The Torah describes the Menorah as consisting of one piece of pure gold. Torah and secular studies cannot be artificially torn asunder. When they are one organic whole, dedicated to appreciating the spiritual dimension to all that exists, they truly form one unit which is pure and precious.
A simple but poignant description of how Torah and secular studies can form a perfect association is found in the writings of Rav Yitzchok Hutner, z"tl. A student was concerned about the propriety of his pursuit of a secular profession, notwithstanding his proficiency in Torah studies.
The student was reassured by Rav Hutner that it is indeed possible to "rent two rooms" in one apartment. He explained the need to draw a circle around ones life, to place G-d in the middle of the circle, and then to broaden the circle with "points" of life.
The Torah tells us that Aharon fulfilled his obligation and, according to Rashi, "he did not change." The Vilna Gaon explains that the enthusiasm of Aharon never waned. He never felt that his Avodas Hashem was rote. Aharon could do the same mitzvah many times and still do it with freshness and vitality.
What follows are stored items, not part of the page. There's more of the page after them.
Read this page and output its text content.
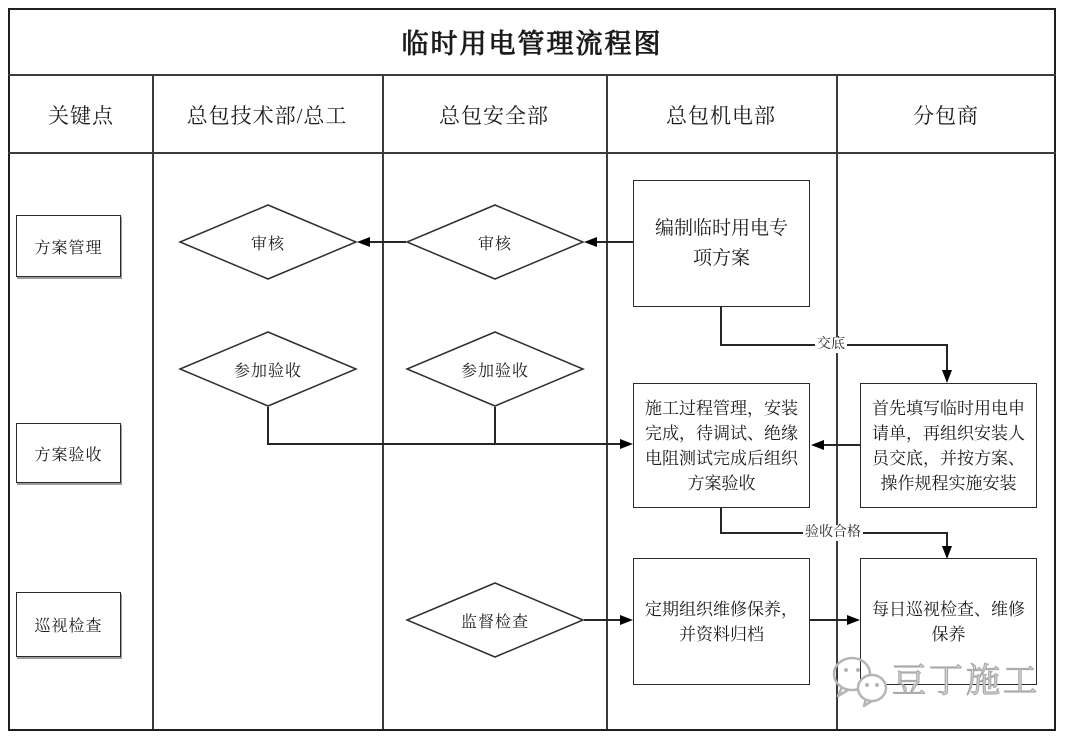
临时用电管理流程图
关键点	总包技术部/总工	总包安全部	总包机电部	分包商
交底
验收合格
方案管理
方案验收
巡视检查
审核	审核
参加验收	参加验收
监督检查
编制临时用电专项方案
施工过程管理，安装完成，待调试、绝缘电阻测试完成后组织方案验收
首先填写临时用电申请单，再组织安装人员交底，并按方案、操作规程实施安装
定期组织维修保养，并资料归档
每日巡视检查、维修保养
豆丁施工
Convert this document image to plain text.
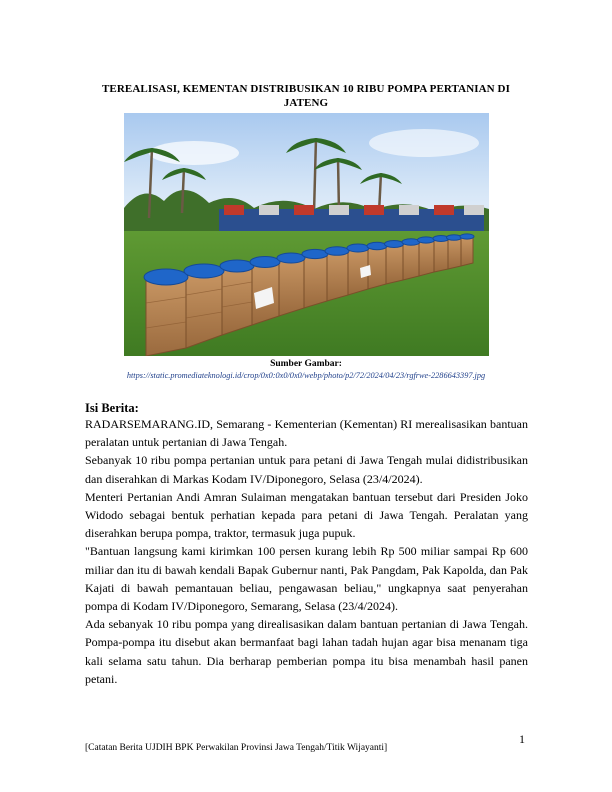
TEREALISASI, KEMENTAN DISTRIBUSIKAN 10 RIBU POMPA PERTANIAN DI JATENG
Sumber Gambar:
https://static.promediateknologi.id/crop/0x0:0x0/0x0/webp/photo/p2/72/2024/04/23/rgfrwe-2286643397.jpg
Isi Berita:

RADARSEMARANG.ID, Semarang - Kementerian (Kementan) RI merealisasikan bantuan peralatan untuk pertanian di Jawa Tengah.

Sebanyak 10 ribu pompa pertanian untuk para petani di Jawa Tengah mulai didistribusikan dan diserahkan di Markas Kodam IV/Diponegoro, Selasa (23/4/2024).

Menteri Pertanian Andi Amran Sulaiman mengatakan bantuan tersebut dari Presiden Joko Widodo sebagai bentuk perhatian kepada para petani di Jawa Tengah. Peralatan yang diserahkan berupa pompa, traktor, termasuk juga pupuk.

"Bantuan langsung kami kirimkan 100 persen kurang lebih Rp 500 miliar sampai Rp 600 miliar dan itu di bawah kendali Bapak Gubernur nanti, Pak Pangdam, Pak Kapolda, dan Pak Kajati di bawah pemantauan beliau, pengawasan beliau," ungkapnya saat penyerahan pompa di Kodam IV/Diponegoro, Semarang, Selasa (23/4/2024).

Ada sebanyak 10 ribu pompa yang direalisasikan dalam bantuan pertanian di Jawa Tengah. Pompa-pompa itu disebut akan bermanfaat bagi lahan tadah hujan agar bisa menanam tiga kali selama satu tahun. Dia berharap pemberian pompa itu bisa menambah hasil panen petani.

1
[Catatan Berita UJDIH BPK Perwakilan Provinsi Jawa Tengah/Titik Wijayanti]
We, too, must strive to live an integrated life, one where all our actives are directed to the central light of Torah. If we can attain this harmonious integration, we will achieve the Menorahs ideal of "kindling an eternal light." It is this light that has illuminated the Jewish world. We await the time when this light will touch all of G-ds creations.
Rabbi Menachem Rosenfeld
Rabbi Rosenfeld is executive director of the Chicago Rabbinical Council in Chicago, Illinois.